Many years ago, when I was freelance developer, I became interested in building a product. As I investigated what that would take, I discovered that the success of the product would hinge on my ability to market it. I was a great developer, but I had no marketing experience.

I emailed in this question to, “Startups For the Rest of Us”:

Do I have to learn marketing? Or can I just find an excellent marketer and partner with them to launch a product?

My rationale was that it’s more impactful to be a specialist than to try and master another field. Rob Walling and Mike Taber, both experienced software entrepreneurs, responded that I needed to learn marketing.

I remember Rob saying that he felt pretty strongly that you had to develop some level of marketing acumen to be successful. In the years since, Rob has gone on to launch and sell Drip and develop a startup accelerator, Tiny Seed.

He’s someone I admire, someone who knows what he’s talking about.
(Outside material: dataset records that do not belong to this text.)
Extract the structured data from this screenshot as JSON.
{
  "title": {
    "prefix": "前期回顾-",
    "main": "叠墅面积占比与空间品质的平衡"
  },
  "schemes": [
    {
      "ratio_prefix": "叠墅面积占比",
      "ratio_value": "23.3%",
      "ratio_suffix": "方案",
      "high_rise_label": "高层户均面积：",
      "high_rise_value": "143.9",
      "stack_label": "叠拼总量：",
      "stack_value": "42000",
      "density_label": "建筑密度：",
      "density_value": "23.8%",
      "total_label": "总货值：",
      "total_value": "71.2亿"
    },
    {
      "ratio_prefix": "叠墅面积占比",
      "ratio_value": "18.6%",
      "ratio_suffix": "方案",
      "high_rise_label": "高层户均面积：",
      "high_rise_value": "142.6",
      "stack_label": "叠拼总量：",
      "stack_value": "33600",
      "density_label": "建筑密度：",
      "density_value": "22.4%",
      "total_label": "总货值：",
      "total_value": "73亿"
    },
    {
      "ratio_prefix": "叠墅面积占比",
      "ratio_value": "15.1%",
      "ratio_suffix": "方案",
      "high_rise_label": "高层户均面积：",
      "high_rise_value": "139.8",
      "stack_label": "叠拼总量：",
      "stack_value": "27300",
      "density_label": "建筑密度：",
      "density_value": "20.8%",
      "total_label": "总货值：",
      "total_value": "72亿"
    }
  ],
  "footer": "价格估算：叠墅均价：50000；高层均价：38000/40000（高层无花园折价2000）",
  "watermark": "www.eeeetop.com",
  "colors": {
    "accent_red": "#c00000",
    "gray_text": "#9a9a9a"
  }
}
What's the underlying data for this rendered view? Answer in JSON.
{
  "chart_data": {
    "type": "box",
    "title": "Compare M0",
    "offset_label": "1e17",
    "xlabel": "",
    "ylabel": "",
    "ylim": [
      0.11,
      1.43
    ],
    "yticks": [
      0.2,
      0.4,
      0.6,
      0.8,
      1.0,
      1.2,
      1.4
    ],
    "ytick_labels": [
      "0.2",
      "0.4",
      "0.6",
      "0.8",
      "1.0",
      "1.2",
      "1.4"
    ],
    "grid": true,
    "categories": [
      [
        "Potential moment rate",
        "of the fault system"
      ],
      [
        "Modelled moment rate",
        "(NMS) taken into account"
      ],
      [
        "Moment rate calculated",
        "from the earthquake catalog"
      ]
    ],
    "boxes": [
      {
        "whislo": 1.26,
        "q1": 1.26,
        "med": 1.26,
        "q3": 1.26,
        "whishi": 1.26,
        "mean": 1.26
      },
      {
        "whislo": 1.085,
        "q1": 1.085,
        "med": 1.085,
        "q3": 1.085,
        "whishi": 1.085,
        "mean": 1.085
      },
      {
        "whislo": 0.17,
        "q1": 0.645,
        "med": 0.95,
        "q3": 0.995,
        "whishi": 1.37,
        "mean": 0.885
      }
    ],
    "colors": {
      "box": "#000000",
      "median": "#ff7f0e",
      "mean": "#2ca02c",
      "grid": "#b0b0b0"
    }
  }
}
But he was also wrong.

Since I submitted that question, I’ve met several people who were strong developers and partnered with people who were great marketers to quickly grow and sell their startup. And I’ve met many more good developers that couldn’t figure out the marketing side of digital products and never attained anything substantial.

One of the challenges we all face is what ideas we should accept and what ideas we should challenge. If you don’t learn from others’ experience, then you’ll have to develop your own experience- which is a slow and painful option. But if you accept the perspectives of others, you will also be limited by them. Their perspective, strengths, and weaknesses bound yours.

For any decision that matters, when it comes to the advice of others, you should question it and test it. You’re different and your environment is different. Small hurdles for others may be impossible walls to you. What are iron shackles to someone else may just be paper chains around your wrists.